An hour before the exercise was set to launch on July 18, Abdul Rahman Latif, the college’s Muslim chaplain, heard from distressed students who were privy to the scenario about to play out. Latif immediately contacted the safety and security department.
Apparently, he made a persuasive argument.
The “Jihad” plot was scrapped just before the 4½-hour drill got under way. (Latif wasn’t at his office when I stopped by this week, but others on campus confirmed the role he played in calmly bringing the drill’s leaders to their senses.)
If Dartmouth officials assumed they could escape their blunder unscathed, they were sadly mistaken.
Carpenter Hall is home to the college’s Art History Department. As department chairwoman at the time the drill was in its planning stages, Katie Hornstein was asked to sign off on the use of Carpenter Hall.
Hornstein and other art history professors didn’t participate in the drill, and it was only two days later that she learned about the original storyline. After I reached out to her this week, Hornstein shared an email that she sent to the college’s Office of Emergency Management, which was in charge of the drill, on July 21.
Hornstein didn’t mince words. The storyline is a “highly offensive and completely unnecessary fantasy that harms the Dartmouth community,” she wrote. “I am disgusted and ashamed that I was personally responsible for green lighting this exercise to occur in the spaces of the Art History Department.”
“We allowed you to use our spaces out of sense of collegiality and responsibility to campus safety; we wanted to contribute to that mission… Your decision to cast the shooter as a specifically Islamic terrorist contributes to negative stereotypes about Islam and is deeply offensive to our campus community, and especially to our Muslim students, faculty and staff.”
Along with Hornstein, I found two Dartmouth associate professors who were unafraid to talk about the harm created by the drill’s premise.
Golnar Nikpour and Anjuli Raza Kolb teach in the history and English departments, respectively. After hearing from students about what had happened, they co-authored a letter that they submitted to The Dartmouth, the college’s student newspaper, late this week.
The professors praised the students who spoke up and the Tucker Center for Spiritual and Ethical Life (Latif, the college’s Muslim chaplain, is the center’s associate director) for understanding the “gravity of the situation and push(ing) to change the script.”
Still, they “worry about the further erosion of trust that this latest episode engenders with those who already feel so unsafe.”
I met over coffee this week with Nikpour, who moved to the U.S. from Iran with her parents when she was 3-years-old. She told me students have come to her with questions about their student visas or with fears of federal agents from Immigration and Customs Enforcement, or ICE, coming onto campus.

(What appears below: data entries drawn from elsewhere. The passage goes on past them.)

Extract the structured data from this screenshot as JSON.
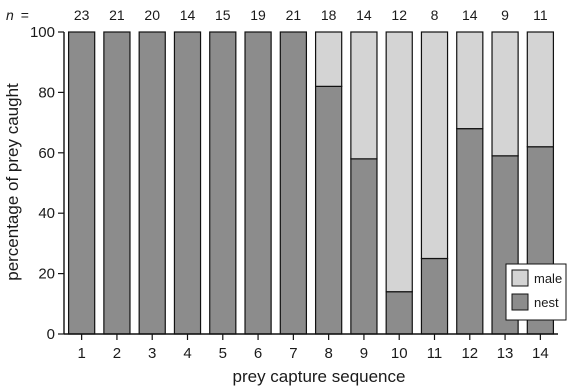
{
  "chart_data": {
    "type": "bar",
    "stacked": true,
    "xlabel": "prey capture sequence",
    "ylabel": "percentage of prey caught",
    "ylim": [
      0,
      100
    ],
    "yticks": [
      0,
      20,
      40,
      60,
      80,
      100
    ],
    "categories": [
      "1",
      "2",
      "3",
      "4",
      "5",
      "6",
      "7",
      "8",
      "9",
      "10",
      "11",
      "12",
      "13",
      "14"
    ],
    "n_prefix": "n",
    "n_equals": "=",
    "n_values": [
      "23",
      "21",
      "20",
      "14",
      "15",
      "19",
      "21",
      "18",
      "14",
      "12",
      "8",
      "14",
      "9",
      "11"
    ],
    "series": [
      {
        "name": "nest",
        "color": "#8c8c8c",
        "values": [
          100,
          100,
          100,
          100,
          100,
          100,
          100,
          82,
          58,
          14,
          25,
          68,
          59,
          62
        ]
      },
      {
        "name": "male",
        "color": "#d4d4d4",
        "values": [
          0,
          0,
          0,
          0,
          0,
          0,
          0,
          18,
          42,
          86,
          75,
          32,
          41,
          38
        ]
      }
    ],
    "legend": {
      "position": "bottom-right",
      "entries": [
        {
          "label": "male",
          "color": "#d4d4d4"
        },
        {
          "label": "nest",
          "color": "#8c8c8c"
        }
      ]
    },
    "grid": false
  }
}
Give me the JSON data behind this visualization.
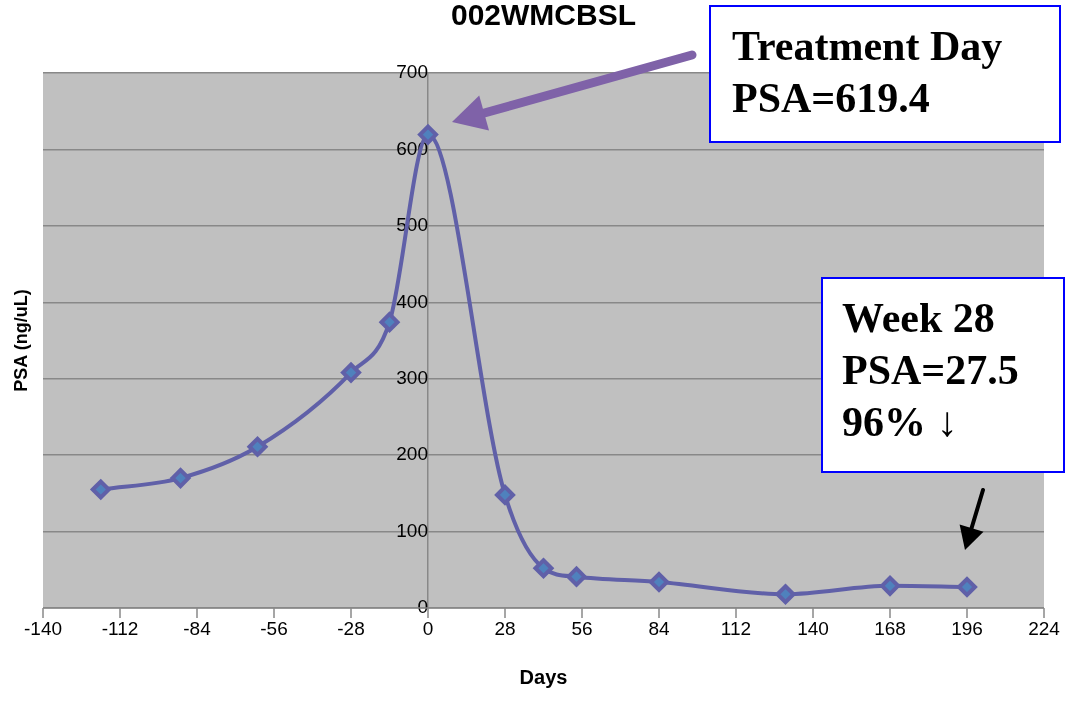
{
  "chart_data": {
    "type": "line",
    "title": "002WMCBSL",
    "xlabel": "Days",
    "ylabel": "PSA (ng/uL)",
    "x": [
      -119,
      -90,
      -62,
      -28,
      -14,
      0,
      28,
      42,
      54,
      84,
      130,
      168,
      196
    ],
    "series": [
      {
        "color": "#6060a8",
        "values": [
          155,
          170,
          211,
          308,
          374,
          619.4,
          148,
          52,
          41,
          34,
          18,
          29,
          27.5
        ]
      }
    ],
    "xlim": [
      -140,
      224
    ],
    "xticks": [
      -140,
      -112,
      -84,
      -56,
      -28,
      0,
      28,
      56,
      84,
      112,
      140,
      168,
      196,
      224
    ],
    "ylim": [
      0,
      700
    ],
    "yticks": [
      0,
      100,
      200,
      300,
      400,
      500,
      600,
      700
    ],
    "grid": "y",
    "legend": false,
    "marker": "diamond",
    "line_style": "solid",
    "annotations": [
      "Treatment Day\nPSA=619.4",
      "Week 28\nPSA=27.5\n96% ↓"
    ]
  }
}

“I’m worried the most recent incident, in demonizing Muslims, will further erode the trust of those rendered vulnerable by this recent wave of xenophobia,” Nikpour said.
Dartmouth is now working to overcome its unforced error. Keysi Montas, director of safety and security and emergency operations, responded swiftly to Hornstein, offering his department’s “deepest apologies for this most regrettable mistake; that premise should not have been even part of our planning but was, unfortunately, copied and pasted from a third-party resource.”
Who was third party? The college hasn’t said.
Hanover Police Chief Jim Martin told me via email that his department was “not involved in developing the exercise storyline or scenario content.”
Montas is following up on Hornstein’s suggestion that the college try to learn from its mistake. In his email, Montas said Latif had agreed to provide his staff with “anti-Islamophobia training.”
It’s a start, but changing minds and beliefs in stereotypes is not as simple as hitting copy and paste.